The safety of the babies was of paramount importance and required close collaboration between the MR and neonatal unit staff involved in transfer and scanning so that rapid assessment and transfer of babies back to the wards could be made if necessary. This was not required in any of the 52 babies scanned in this study although a consultant-level opinion was sought in three cases (one baby with a bradycardia and two babies with unexpected intra-cranial findings). The increased acoustic noise associated with using a 3-T MR scanner was successfully managed by the use of two types of ear protection. One of the major factors that influences image quality in neonatal imaging is movement of the baby and we have taken a feed and swaddle approach, which appears highly beneficial for settling the babies. Only 1 of 52 of the scans was stopped early because of subject movement and that examination was considered to be partially evaluable by the assessors. Close physiological monitoring of the babies did not reveal any adverse effects leading to problems with desaturation or thermoregulation. Our results showed no problems with temperature control and support the findings of Cawley et al. who measured the core temperatures of neonates during scanning at 3 T and found no significant effects [13]. We must stress, however, that the babies included in this study were “physiologically stable”, which may explain the absence of serious adverse events during the scan procedure. Similar studies are required in the future when acutely unwell and particularly low-birth-weight premature babies will be scanned.

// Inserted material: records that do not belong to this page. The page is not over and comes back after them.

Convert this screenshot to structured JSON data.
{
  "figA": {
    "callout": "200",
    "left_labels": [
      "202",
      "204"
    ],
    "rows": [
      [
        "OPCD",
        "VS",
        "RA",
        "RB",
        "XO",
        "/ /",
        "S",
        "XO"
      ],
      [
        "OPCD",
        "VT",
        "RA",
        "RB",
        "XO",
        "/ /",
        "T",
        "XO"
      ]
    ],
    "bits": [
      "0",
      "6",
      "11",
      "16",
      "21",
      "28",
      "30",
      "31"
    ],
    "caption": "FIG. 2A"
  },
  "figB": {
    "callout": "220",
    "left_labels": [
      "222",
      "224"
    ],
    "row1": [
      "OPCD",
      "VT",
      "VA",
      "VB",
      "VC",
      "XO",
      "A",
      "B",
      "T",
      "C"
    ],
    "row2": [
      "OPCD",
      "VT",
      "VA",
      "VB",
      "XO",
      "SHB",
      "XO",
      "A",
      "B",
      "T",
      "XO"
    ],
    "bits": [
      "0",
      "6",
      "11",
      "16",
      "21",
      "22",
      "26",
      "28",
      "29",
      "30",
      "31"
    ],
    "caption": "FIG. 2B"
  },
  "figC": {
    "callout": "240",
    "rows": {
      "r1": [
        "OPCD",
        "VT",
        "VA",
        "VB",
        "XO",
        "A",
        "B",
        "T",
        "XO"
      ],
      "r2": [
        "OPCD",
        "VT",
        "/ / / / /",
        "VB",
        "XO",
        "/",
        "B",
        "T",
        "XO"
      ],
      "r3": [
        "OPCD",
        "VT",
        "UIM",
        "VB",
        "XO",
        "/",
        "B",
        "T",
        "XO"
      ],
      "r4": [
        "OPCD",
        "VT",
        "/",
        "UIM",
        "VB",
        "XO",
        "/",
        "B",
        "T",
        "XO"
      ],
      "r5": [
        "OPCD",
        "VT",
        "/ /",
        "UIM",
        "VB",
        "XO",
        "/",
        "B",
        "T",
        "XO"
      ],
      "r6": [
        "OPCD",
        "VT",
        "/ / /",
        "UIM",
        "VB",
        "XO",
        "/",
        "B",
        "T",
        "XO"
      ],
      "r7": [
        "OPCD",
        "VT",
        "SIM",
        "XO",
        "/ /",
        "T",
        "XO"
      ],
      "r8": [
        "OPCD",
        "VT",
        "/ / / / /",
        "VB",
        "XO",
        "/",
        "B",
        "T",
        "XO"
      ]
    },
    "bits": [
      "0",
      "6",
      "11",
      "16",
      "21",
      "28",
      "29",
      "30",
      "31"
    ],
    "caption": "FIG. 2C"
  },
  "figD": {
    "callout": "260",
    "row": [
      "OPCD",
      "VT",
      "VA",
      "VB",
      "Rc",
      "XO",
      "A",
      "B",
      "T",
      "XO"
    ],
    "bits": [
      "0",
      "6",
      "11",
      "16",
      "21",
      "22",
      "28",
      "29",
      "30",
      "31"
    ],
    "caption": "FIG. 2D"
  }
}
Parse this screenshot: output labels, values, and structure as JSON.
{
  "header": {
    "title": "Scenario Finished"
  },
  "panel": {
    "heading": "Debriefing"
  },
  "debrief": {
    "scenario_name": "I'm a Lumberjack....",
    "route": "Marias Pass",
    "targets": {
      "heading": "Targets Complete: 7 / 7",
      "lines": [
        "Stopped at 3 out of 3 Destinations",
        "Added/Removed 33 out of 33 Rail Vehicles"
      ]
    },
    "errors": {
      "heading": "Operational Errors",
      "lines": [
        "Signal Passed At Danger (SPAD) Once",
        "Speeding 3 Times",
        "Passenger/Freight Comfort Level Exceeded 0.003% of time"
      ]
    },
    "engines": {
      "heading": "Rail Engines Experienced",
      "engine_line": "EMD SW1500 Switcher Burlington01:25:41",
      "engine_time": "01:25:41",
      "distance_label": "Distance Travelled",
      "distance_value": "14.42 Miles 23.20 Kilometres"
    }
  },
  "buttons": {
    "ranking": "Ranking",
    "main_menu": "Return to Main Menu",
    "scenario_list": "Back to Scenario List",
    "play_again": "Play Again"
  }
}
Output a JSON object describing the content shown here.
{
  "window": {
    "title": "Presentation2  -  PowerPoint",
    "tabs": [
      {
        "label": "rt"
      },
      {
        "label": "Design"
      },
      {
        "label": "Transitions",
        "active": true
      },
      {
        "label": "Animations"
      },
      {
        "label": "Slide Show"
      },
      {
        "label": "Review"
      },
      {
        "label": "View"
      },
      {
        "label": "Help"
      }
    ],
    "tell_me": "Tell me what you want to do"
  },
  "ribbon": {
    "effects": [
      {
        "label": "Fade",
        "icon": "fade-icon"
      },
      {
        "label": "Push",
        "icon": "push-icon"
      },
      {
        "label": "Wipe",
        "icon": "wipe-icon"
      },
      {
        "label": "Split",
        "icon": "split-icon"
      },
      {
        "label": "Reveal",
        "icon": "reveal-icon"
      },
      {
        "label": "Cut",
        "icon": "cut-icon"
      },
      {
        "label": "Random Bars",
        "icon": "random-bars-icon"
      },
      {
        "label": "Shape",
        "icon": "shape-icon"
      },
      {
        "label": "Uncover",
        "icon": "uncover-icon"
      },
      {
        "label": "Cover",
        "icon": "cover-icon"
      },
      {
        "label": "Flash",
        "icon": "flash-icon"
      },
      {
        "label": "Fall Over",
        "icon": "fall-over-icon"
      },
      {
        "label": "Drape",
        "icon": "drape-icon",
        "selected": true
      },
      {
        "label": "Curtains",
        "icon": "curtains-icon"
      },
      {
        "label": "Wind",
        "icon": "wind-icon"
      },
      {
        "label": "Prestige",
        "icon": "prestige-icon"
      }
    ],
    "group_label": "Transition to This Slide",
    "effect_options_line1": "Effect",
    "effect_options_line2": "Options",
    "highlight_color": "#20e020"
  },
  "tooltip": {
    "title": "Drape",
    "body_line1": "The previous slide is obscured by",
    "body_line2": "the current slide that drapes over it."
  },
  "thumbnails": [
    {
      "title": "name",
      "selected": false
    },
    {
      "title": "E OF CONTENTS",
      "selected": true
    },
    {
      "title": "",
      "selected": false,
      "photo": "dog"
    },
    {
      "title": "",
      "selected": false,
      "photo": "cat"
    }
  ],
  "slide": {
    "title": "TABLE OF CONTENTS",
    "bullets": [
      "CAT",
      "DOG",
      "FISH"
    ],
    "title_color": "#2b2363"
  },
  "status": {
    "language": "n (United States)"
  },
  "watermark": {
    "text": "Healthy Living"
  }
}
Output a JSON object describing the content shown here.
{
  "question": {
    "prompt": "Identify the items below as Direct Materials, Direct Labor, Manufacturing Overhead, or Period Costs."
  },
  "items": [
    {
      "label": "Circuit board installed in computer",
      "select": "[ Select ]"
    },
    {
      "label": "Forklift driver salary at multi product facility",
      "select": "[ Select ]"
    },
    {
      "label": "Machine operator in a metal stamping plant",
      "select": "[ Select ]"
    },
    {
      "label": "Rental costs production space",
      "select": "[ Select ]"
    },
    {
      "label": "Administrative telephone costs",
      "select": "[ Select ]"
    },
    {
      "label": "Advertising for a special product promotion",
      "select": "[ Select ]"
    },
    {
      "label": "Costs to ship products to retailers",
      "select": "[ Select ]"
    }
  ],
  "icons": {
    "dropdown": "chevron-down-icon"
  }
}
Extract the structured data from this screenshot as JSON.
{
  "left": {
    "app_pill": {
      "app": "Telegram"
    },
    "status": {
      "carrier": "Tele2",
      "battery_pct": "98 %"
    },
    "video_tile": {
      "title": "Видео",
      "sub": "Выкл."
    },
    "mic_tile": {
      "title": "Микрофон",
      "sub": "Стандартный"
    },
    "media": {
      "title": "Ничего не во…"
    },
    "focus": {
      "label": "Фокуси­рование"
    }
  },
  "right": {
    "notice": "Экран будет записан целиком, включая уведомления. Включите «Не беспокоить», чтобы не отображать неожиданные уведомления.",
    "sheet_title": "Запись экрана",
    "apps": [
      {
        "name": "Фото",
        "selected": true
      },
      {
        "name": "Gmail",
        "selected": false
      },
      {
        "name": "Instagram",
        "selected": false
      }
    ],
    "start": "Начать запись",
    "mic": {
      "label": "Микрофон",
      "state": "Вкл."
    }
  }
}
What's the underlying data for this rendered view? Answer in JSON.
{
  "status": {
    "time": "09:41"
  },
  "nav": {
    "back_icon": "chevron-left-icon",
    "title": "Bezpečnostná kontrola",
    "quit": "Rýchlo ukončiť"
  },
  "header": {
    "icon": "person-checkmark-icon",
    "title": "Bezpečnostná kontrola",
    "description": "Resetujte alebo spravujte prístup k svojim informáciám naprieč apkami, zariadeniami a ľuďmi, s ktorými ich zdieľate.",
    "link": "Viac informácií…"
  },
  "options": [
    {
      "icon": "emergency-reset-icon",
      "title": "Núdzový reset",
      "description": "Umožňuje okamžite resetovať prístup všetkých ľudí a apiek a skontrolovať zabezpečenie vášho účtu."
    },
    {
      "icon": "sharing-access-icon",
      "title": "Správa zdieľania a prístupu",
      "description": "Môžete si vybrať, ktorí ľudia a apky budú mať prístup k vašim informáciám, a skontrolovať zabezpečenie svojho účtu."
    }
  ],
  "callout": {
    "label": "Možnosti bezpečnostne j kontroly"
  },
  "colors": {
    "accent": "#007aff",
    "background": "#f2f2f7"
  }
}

At the planning stage of this study we were prepared to take image quality that was ‘no worse’ than that obtained from our routine clinical scanning on a 1.5-T system as an acceptable outcome. This ‘equivalence’ approach was justified by the extra advantages in terms of safety by having the investigational 3-T neonatal scanner on the neonatal unit. Our results show that the image quality was at least equivalent to 1.5 T in the majority of cases (90%) and were judged to be better than the 1.5-T images in 65% of cases. The investigational 3-T neonatal scanner has the full range of MR sequences that we would expect to use in the clinical environment, all of which produce high-quality images. The next stage of the programme is to see if this can be reproduced in babies that have acute brain pathology. Once CE marking is obtained we will start to perform standard-of-care neuroimaging on that scanner. We will judge whether the optimised sequences developed through the study demonstrate the pathology or if further scan parameter optimisations are necessary.

In conclusion, we describe a new class of high-field MR scanner designed specifically for imaging neonates that is small enough to be sited on neonatal units. Our initial assessments of safety and technical performance are favourable and the next stage is to move on to evaluate diagnostic performance and diagnostic/clinical impact.